Breechblock markings are made by the impact of the shell head against the breechblock by the force of the explosion in the cartridge. Inasmuch as these nearly instantaneous pressures amount to a few thousands of pounds per square inch up to as much as 65,000 pounds per square inch (in the case of some rifle ammunition), and since the pressure is exerted equally in all directions, it is obvious that the shell case (at the moment that the bullet leaves it) will strike or be pushed back against the breechblock with considerable force. When the head space is large and the shell head does not lie directly against the breechblock, the shell may acquire a considerable momentum before it strikes the breechblock, and the markings will consequently be more distinct. Soft, uncoated primers give the best impressions. Often several matchings can be found on the same pair of shells (Figs. 24, 25).
It frequently happens that the markings are so well defined and so distinctive that simple enlarged photographs, taken under proper illumination, are sufficient to show that the evidence shell and test shell must have been fired in the same gun. Fig. 26 is a reproduction of Goddard's photographs of the evidence and test shell in the celebrated Sacco Vanzetti case. The extraordinary similarity of the markings on these shells can lead the experienced firearms examiner to but one conclusion. The comparison microscope was not used in this case as Goddard, the only person using the instrument at that time, was not called into the case until later when the findings were being reviewed by the Governor.
Figs. 27, 28, and 29, taken from the author's files, show such an obviously repetitive character of distinctive markings that comparison microscope (or comparison camera) photographs are scarcely necessary. Enlarged photographs (usually 8X10 inches) are better understood by the members of the average jury, to whom a comparison microscope may appear to be a very complicated instrument.
In .22 cal. rim fire ammunition the pressure is ordinarily insufficient to produce Breechblock marks of any value, but occasionally repetitive markings are produced (Fig. 30) and, of course, they should always be searched for. Firing pin impressions, however, can be matched more frequently.
The characteristics of the markings made by the Breechblock depend on the processes of manufacture, the particularities or peculiarities of construction, and on what happens to the face of the Breechblock subsequent to manufacture. Fortunately for the examiner the possibilities for variation are almost infinite.

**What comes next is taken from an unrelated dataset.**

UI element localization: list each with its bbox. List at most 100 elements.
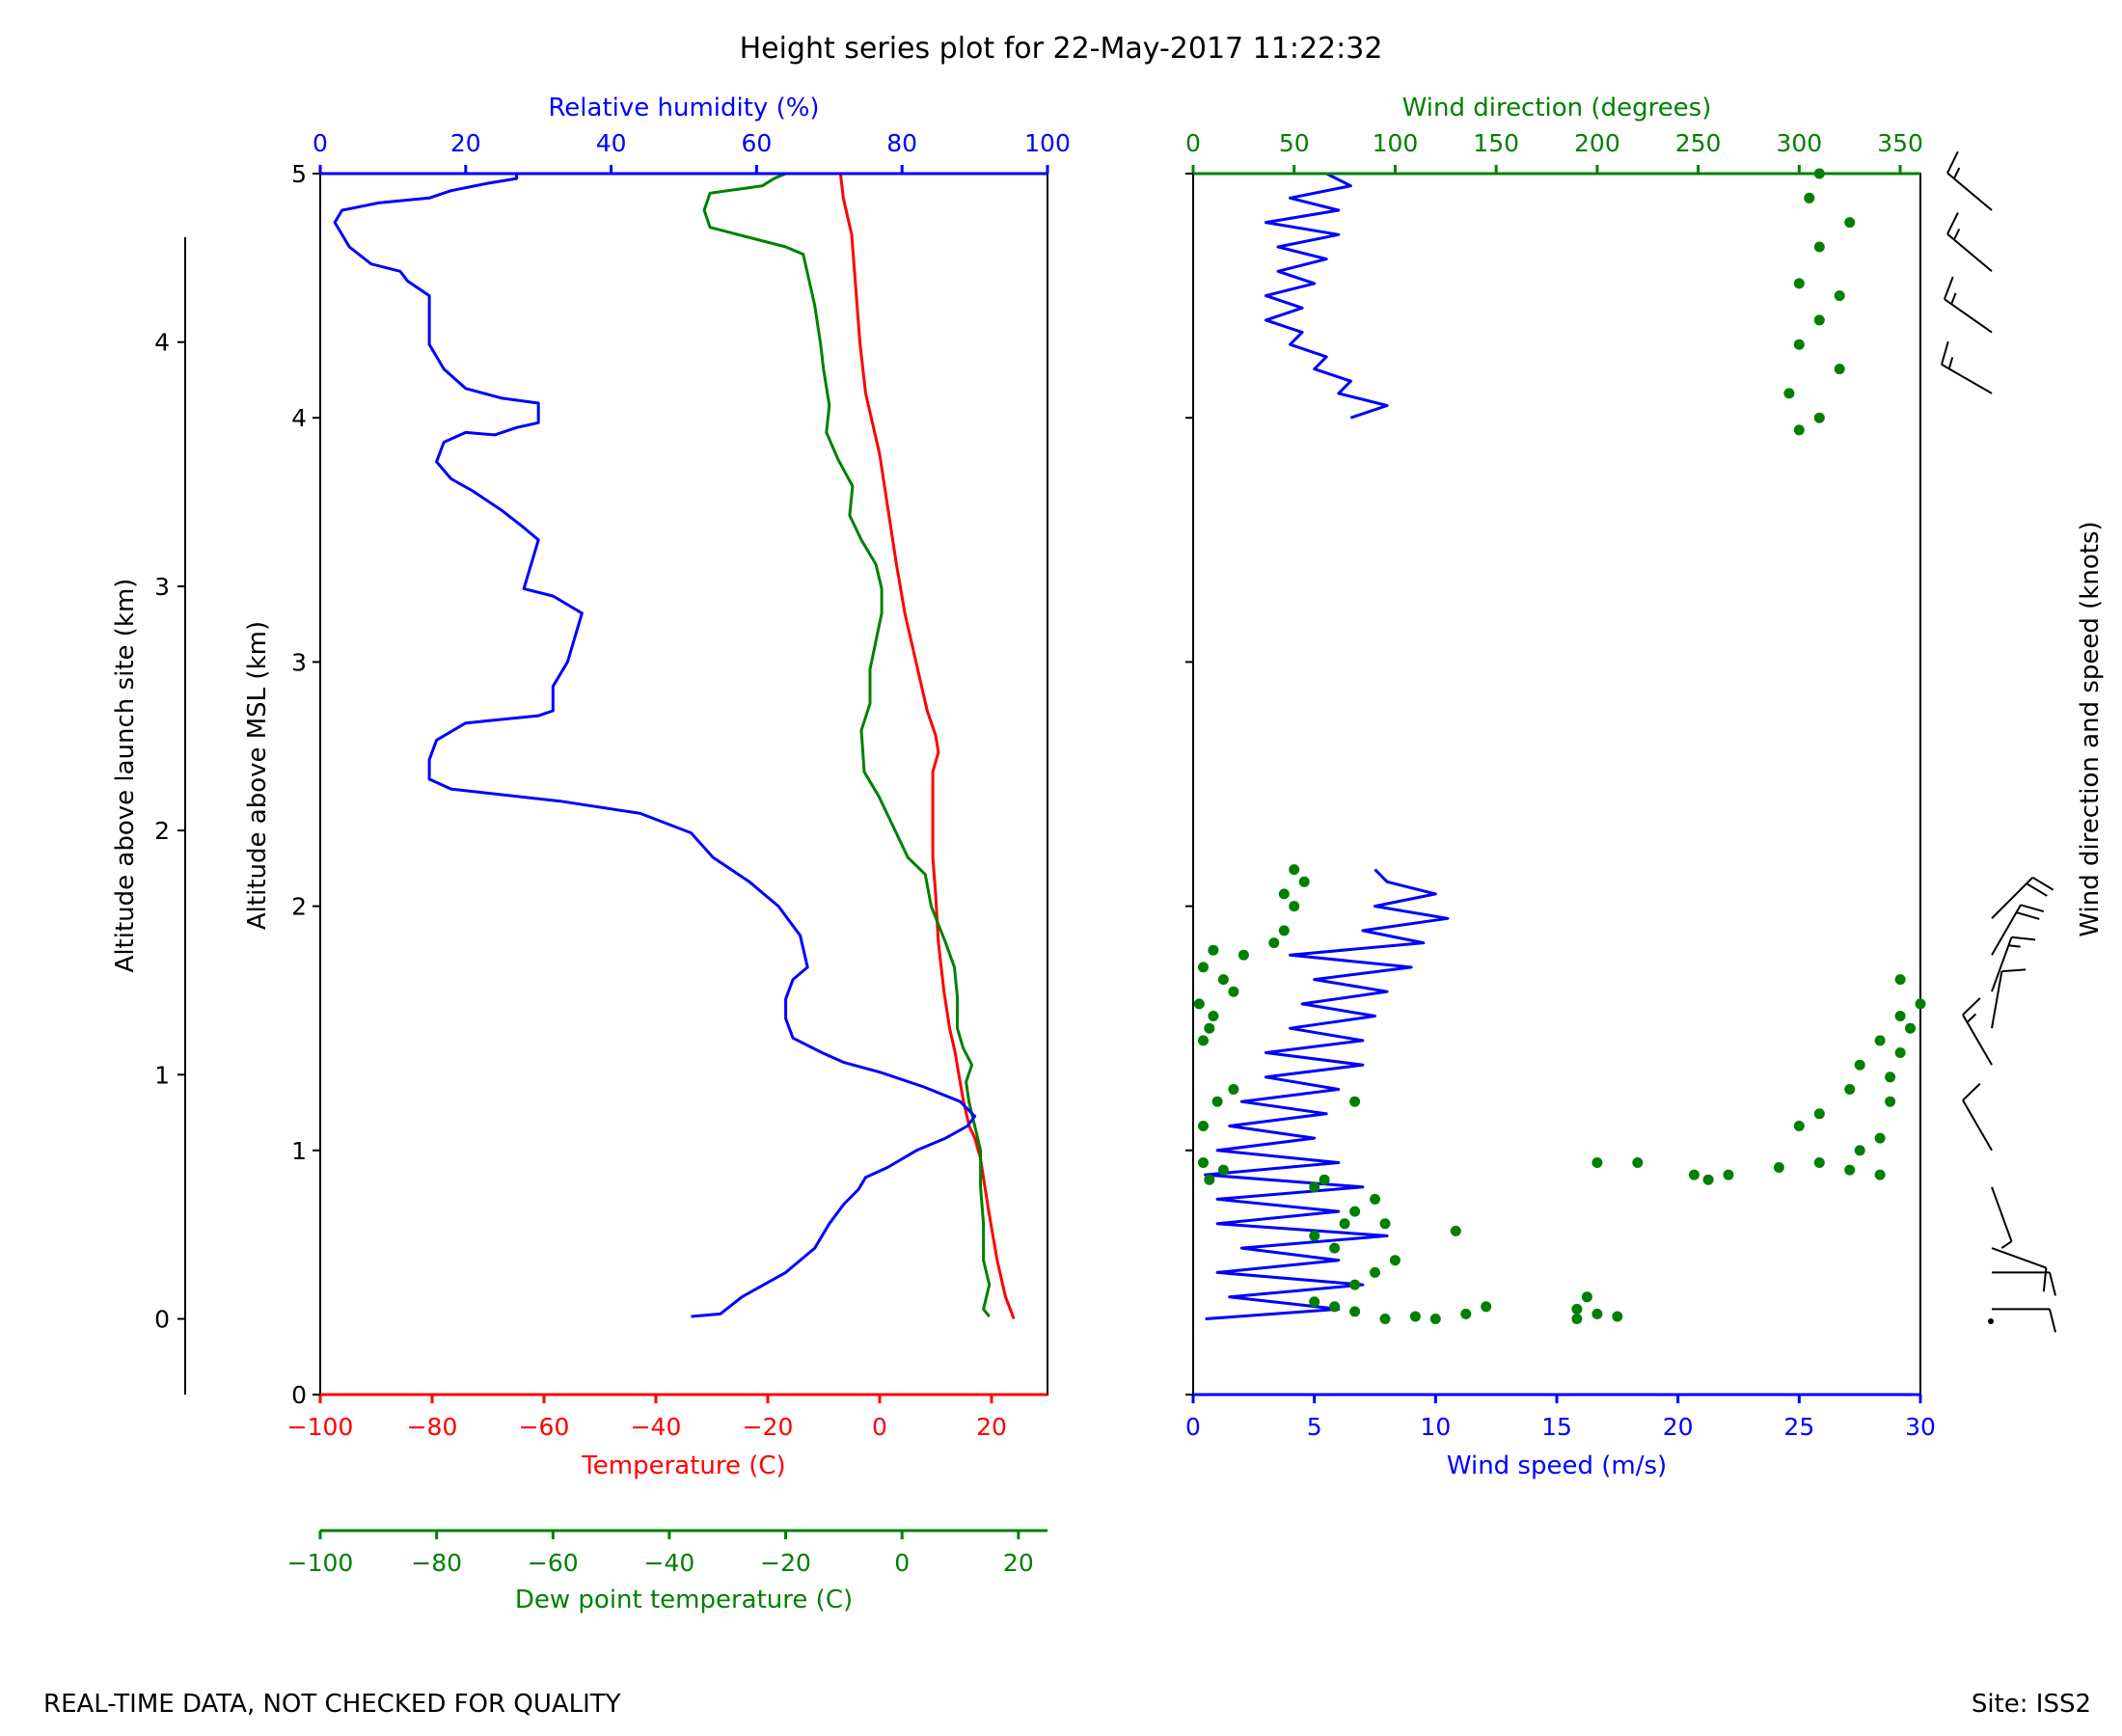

Because each manufacturer has a certain procedure for the production of a certain model of arm, which may differ from that used by some or all other manufacturers, and because he follows this procedure fairly consistently, possibly in his different models, it should be possible to classify Breechblock faces according to the special characteristics they possess, i.e., certain patterns may be established. Such a classification was attempted by Mezger, Hees, and Hasslacher in Germany and a summary of their findings was published in the Archiv für Kriminologie, Vol. 89, pp. 1-32 and 93-116, a translation of which appeared in the American Journal of Police Science, Vol. II, pp. 473-499, and Vol. III, pp. 124-145. This work is the most comprehensive of any that has ever been attempted along the line of cartridge classification and identification and is so fundamentally important that we are reproducing the most salient points in Appendix I.

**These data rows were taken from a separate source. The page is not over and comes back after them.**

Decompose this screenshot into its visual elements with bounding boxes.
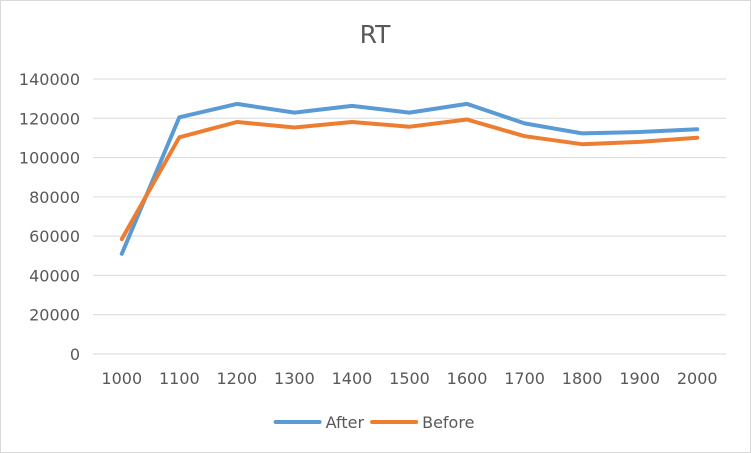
y-tick-label: 0 bbox=[70, 345, 80, 364]
x-tick-label: 1200 bbox=[217, 369, 258, 388]
x-tick-label: 1100 bbox=[159, 369, 200, 388]
y-axis-ticks: 0 20000 40000 60000 80000 100000 120000 140000 bbox=[19, 70, 80, 364]
series-line-after bbox=[119, 101, 700, 256]
x-tick-label: 1000 bbox=[101, 369, 142, 388]
y-tick-label: 40000 bbox=[29, 266, 80, 285]
legend-label: Before bbox=[422, 413, 474, 432]
x-tick-label: 1800 bbox=[562, 369, 603, 388]
legend-label: After bbox=[326, 413, 365, 432]
x-tick-label: 1400 bbox=[332, 369, 373, 388]
legend-item-after: After bbox=[273, 413, 365, 432]
x-tick-label: 2000 bbox=[677, 369, 718, 388]
x-tick-label: 1300 bbox=[274, 369, 315, 388]
series-line-before bbox=[119, 117, 700, 242]
x-tick-label: 1600 bbox=[447, 369, 488, 388]
legend: After Before bbox=[273, 413, 474, 432]
gridlines bbox=[93, 78, 726, 355]
y-tick-label: 80000 bbox=[29, 188, 80, 207]
chart-title: RT bbox=[360, 20, 392, 49]
x-axis-ticks: 1000 1100 1200 1300 1400 1500 1600 1700 1800 1900… bbox=[101, 369, 717, 388]
x-tick-label: 1900 bbox=[619, 369, 660, 388]
legend-item-before: Before bbox=[370, 413, 474, 432]
x-tick-label: 1500 bbox=[389, 369, 430, 388]
y-tick-label: 20000 bbox=[29, 306, 80, 325]
y-tick-label: 140000 bbox=[19, 70, 80, 89]
series-lines bbox=[119, 101, 700, 256]
y-tick-label: 100000 bbox=[19, 149, 80, 168]
x-tick-label: 1700 bbox=[504, 369, 545, 388]
y-tick-label: 120000 bbox=[19, 109, 80, 128]
y-tick-label: 60000 bbox=[29, 227, 80, 246]
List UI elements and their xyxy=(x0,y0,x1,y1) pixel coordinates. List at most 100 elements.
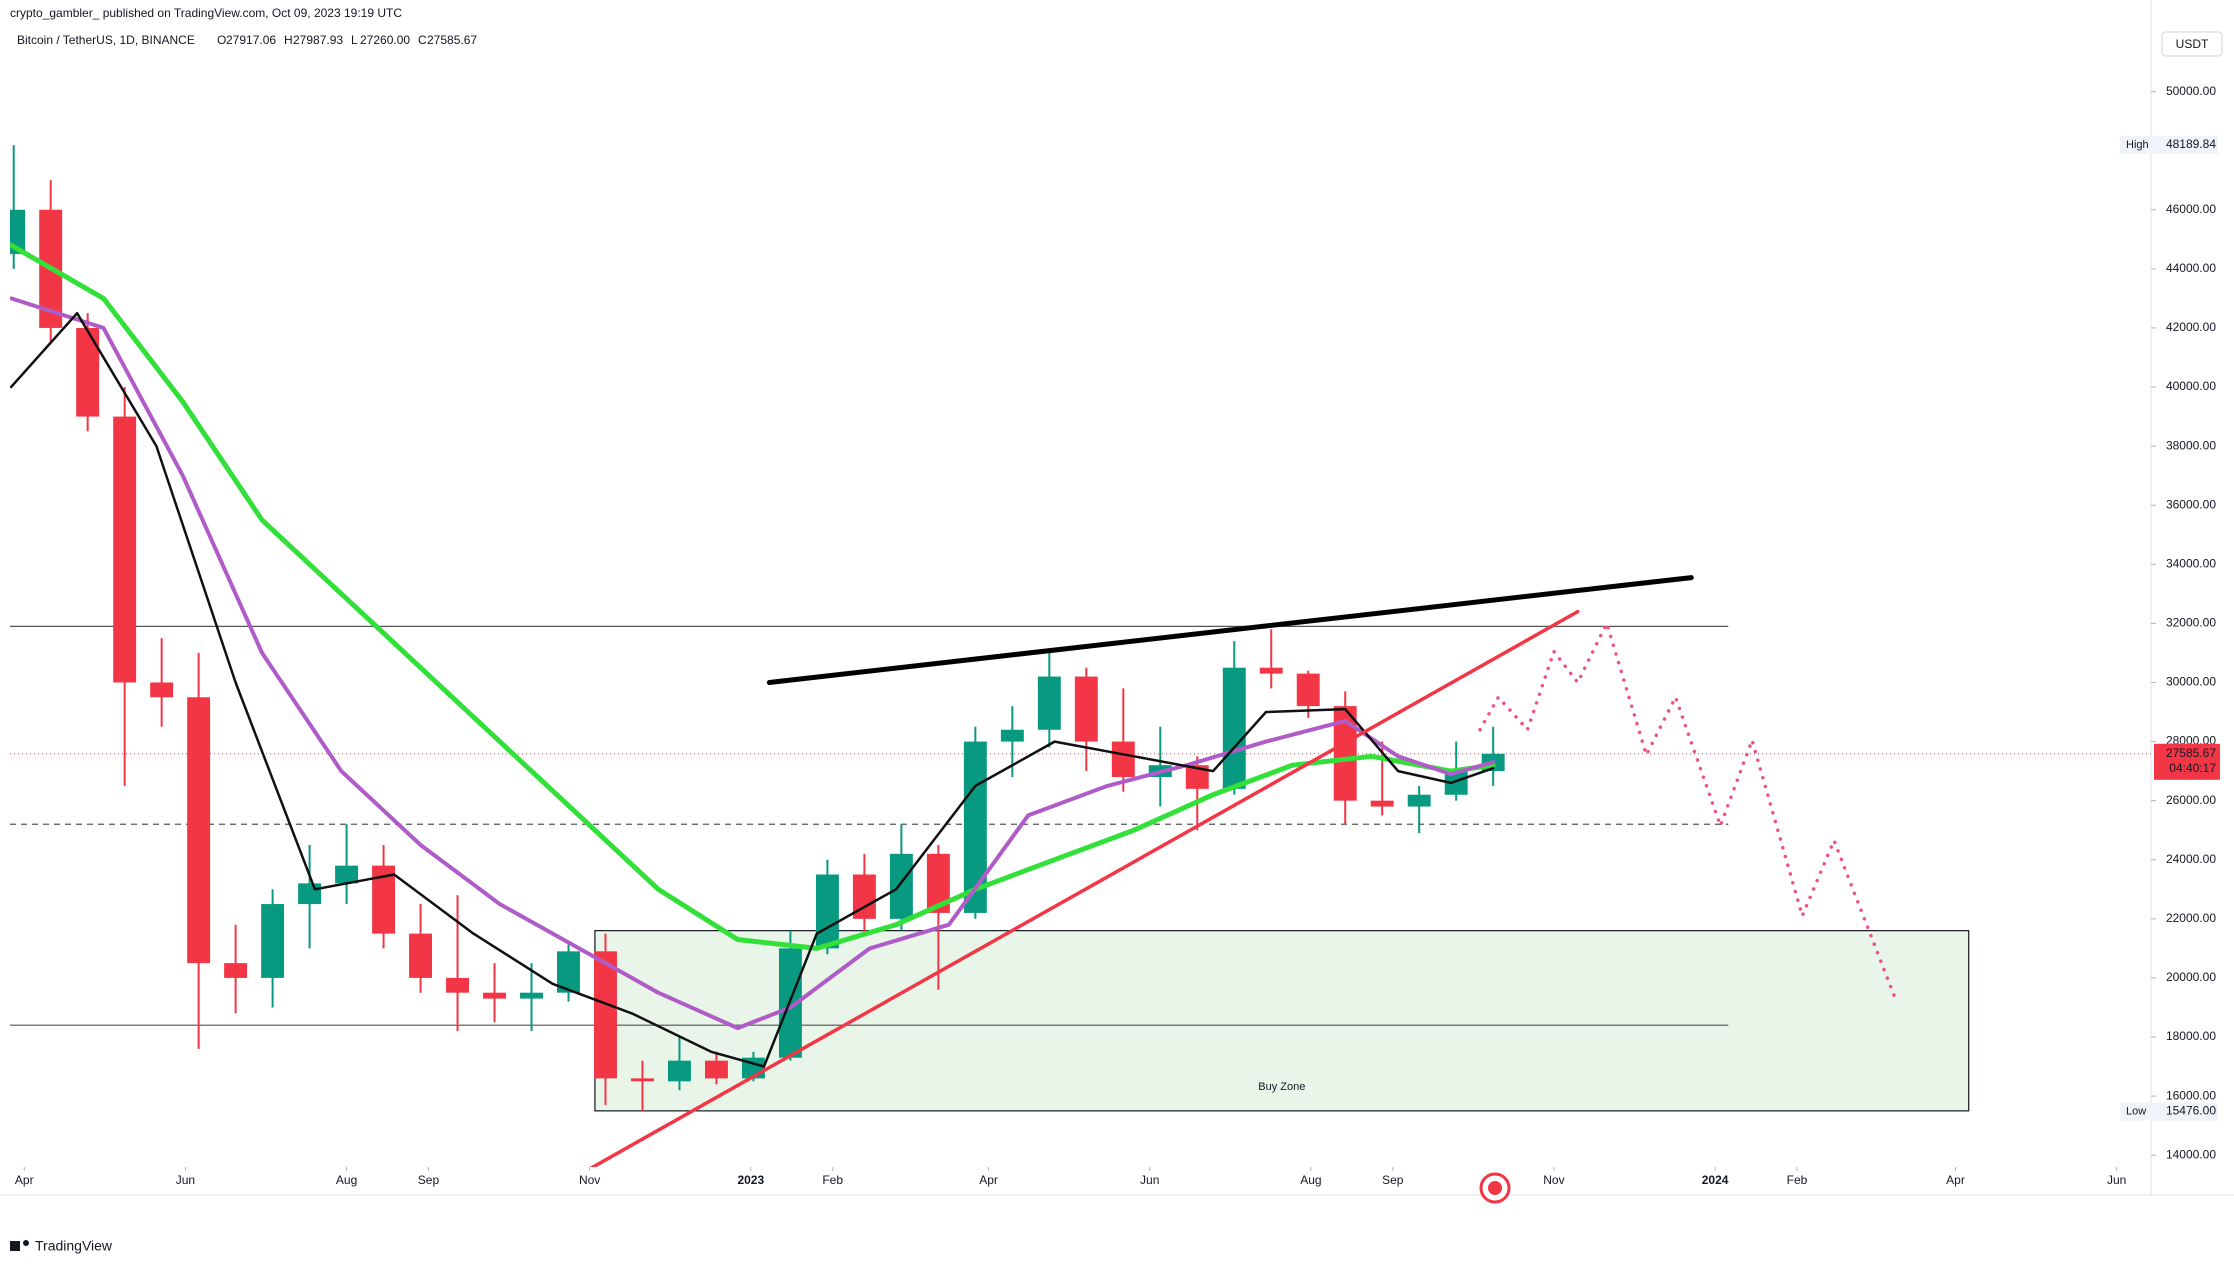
candle-body xyxy=(889,853,913,919)
candle-body xyxy=(10,209,26,255)
y-tick-label: 32000.00 xyxy=(2166,616,2216,630)
y-tick-label: 26000.00 xyxy=(2166,793,2216,807)
candle-body xyxy=(1370,800,1394,807)
currency[interactable]: USDT xyxy=(2176,37,2209,51)
candle-body xyxy=(667,1060,691,1082)
y-tick-label: 40000.00 xyxy=(2166,379,2216,393)
y-tick-label: 42000.00 xyxy=(2166,320,2216,334)
x-tick-label: Apr xyxy=(1946,1173,1965,1187)
candle-body xyxy=(1222,667,1246,789)
x-tick-label: Apr xyxy=(979,1173,998,1187)
ohlc-prefix: L xyxy=(351,33,358,47)
candle-body xyxy=(446,977,470,993)
extreme-value: 15476.00 xyxy=(2166,1104,2216,1118)
candle-body xyxy=(704,1060,728,1079)
brand: TradingView xyxy=(35,1238,113,1254)
candle-body xyxy=(594,951,617,1079)
y-tick-label: 46000.00 xyxy=(2166,202,2216,216)
candle-body xyxy=(1259,667,1283,674)
moving-average xyxy=(10,296,1496,1031)
ohlc-value: 27260.00 xyxy=(360,33,410,47)
candle-body xyxy=(1444,771,1468,795)
ohlc-prefix: O xyxy=(217,33,226,47)
last-price-label: 27585.67 xyxy=(2166,746,2216,760)
candle-body xyxy=(852,874,876,919)
candle-body xyxy=(335,865,359,884)
publisher: crypto_gambler_ published on TradingView… xyxy=(10,6,402,20)
candle-body xyxy=(483,992,506,999)
extreme-value: 48189.84 xyxy=(2166,137,2216,151)
x-tick-label: Jun xyxy=(1140,1173,1159,1187)
candle-body xyxy=(150,682,174,698)
projection-path xyxy=(1478,621,1897,999)
y-tick-label: 24000.00 xyxy=(2166,852,2216,866)
x-tick-label: Feb xyxy=(822,1173,843,1187)
ohlc-prefix: H xyxy=(284,33,293,47)
candle-body xyxy=(963,741,987,913)
countdown: 04:40:17 xyxy=(2169,761,2216,775)
y-tick-label: 30000.00 xyxy=(2166,675,2216,689)
candle-body xyxy=(1111,741,1135,778)
x-tick-label: Jun xyxy=(176,1173,195,1187)
moving-average xyxy=(10,242,1496,951)
y-tick-label: 18000.00 xyxy=(2166,1029,2216,1043)
events-icon[interactable] xyxy=(1479,1172,1511,1204)
candle-body xyxy=(1000,729,1024,742)
candle-body xyxy=(409,933,433,978)
ohlc-prefix: C xyxy=(418,33,427,47)
extreme-box xyxy=(2120,1102,2218,1121)
y-tick-label: 50000.00 xyxy=(2166,84,2216,98)
candle-body xyxy=(1407,794,1431,807)
trend-line xyxy=(766,575,1694,685)
x-tick-label: Aug xyxy=(336,1173,357,1187)
x-tick-label: Feb xyxy=(1787,1173,1808,1187)
y-tick-label: 36000.00 xyxy=(2166,497,2216,511)
y-tick-label: 16000.00 xyxy=(2166,1088,2216,1102)
currency-box[interactable] xyxy=(2161,31,2223,57)
x-tick-label: Apr xyxy=(15,1173,34,1187)
zone-label: Buy Zone xyxy=(1258,1081,1305,1093)
candle-body xyxy=(224,963,248,978)
y-tick-label: 22000.00 xyxy=(2166,911,2216,925)
buy-zone xyxy=(594,930,1970,1112)
extreme-name: High xyxy=(2126,139,2149,151)
brand-logo xyxy=(10,1240,29,1251)
plot-area: Buy Zone xyxy=(10,145,2151,1167)
candle-body xyxy=(1037,676,1061,730)
candle-body xyxy=(76,327,100,417)
candle-body xyxy=(926,853,950,913)
moving-average xyxy=(10,311,1495,1068)
trend-line xyxy=(589,609,1580,1167)
candle-body xyxy=(1185,765,1209,789)
x-tick-label: Nov xyxy=(1543,1173,1564,1187)
ohlc-value: 27987.93 xyxy=(293,33,343,47)
candle-body xyxy=(520,992,543,999)
x-tick-label: Sep xyxy=(1382,1173,1404,1187)
candle-body xyxy=(187,697,211,964)
candle-body xyxy=(113,416,137,683)
candle-body xyxy=(631,1078,654,1082)
y-tick-label: 14000.00 xyxy=(2166,1147,2216,1161)
last-price-box xyxy=(2154,743,2220,780)
x-tick-label: Nov xyxy=(579,1173,600,1187)
candle-body xyxy=(298,883,322,905)
symbol: Bitcoin / TetherUS, 1D, BINANCE xyxy=(17,33,195,47)
x-tick-label: Jun xyxy=(2107,1173,2126,1187)
y-tick-label: 34000.00 xyxy=(2166,556,2216,570)
extreme-name: Low xyxy=(2126,1105,2146,1117)
candle-body xyxy=(261,904,285,978)
candle-body xyxy=(557,951,580,993)
extreme-box xyxy=(2120,136,2218,155)
candle-body xyxy=(1296,673,1320,707)
y-tick-label: 44000.00 xyxy=(2166,261,2216,275)
candle-body xyxy=(815,874,839,949)
x-tick-label: Aug xyxy=(1300,1173,1321,1187)
ohlc-value: 27585.67 xyxy=(427,33,477,47)
candle-body xyxy=(1074,676,1098,742)
candle-body xyxy=(1333,706,1357,801)
x-tick-label: 2024 xyxy=(1702,1173,1729,1187)
y-tick-label: 20000.00 xyxy=(2166,970,2216,984)
ohlc-value: 27917.06 xyxy=(226,33,276,47)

While this classification is interesting it has not come into general use, probably for several reasons, such as inaccessibility of the article, lack of understanding of the system, lack of definiteness in prediction, and, perhaps most important of all, the difficulty of recognizing with certainty the markings to be looked for. Some firearms examiners go as far as to say that any attempt to narrow down the search in such a manner is useless and might even result in missing entirely the gun wanted. And they feel the same way about classifications relating to rifling markings-although here they would recognize that a bullet having, say, four grooves and left hand twist must have been fired from a gun having four lands with left hand twist, and they would so advise those whose duty it is to make the search. Some examiners take the position that a wise detective will collect everything that might conceivably have anything whatsoever to do with the case and that it is best not to tell him too definitely what he should look for because, in doing so, something not included in specific instructions and information given to him might possibly be overlooked. The author does not subscribe to this point of view because he believes that it underrates the intelligence of the detective, who is entitled to all possible aid.
In center fire cartridges the distinctness of the breechblock impression depends not only on the thickness of the primer, the composition of the primer, the strength of the powder charge, and whether the primer is properly seated, but also on the presence of oil, grease, dirt, or rust on the breech face. It also depends on the amount of head space. Factory stampings often interfere with the making of good impressions on the head of the shell. Formerly, manufacturer's identifying marks (usually a single letter) were placed on primers, but, fortunately, this practice has been largely discontinued if not completely so.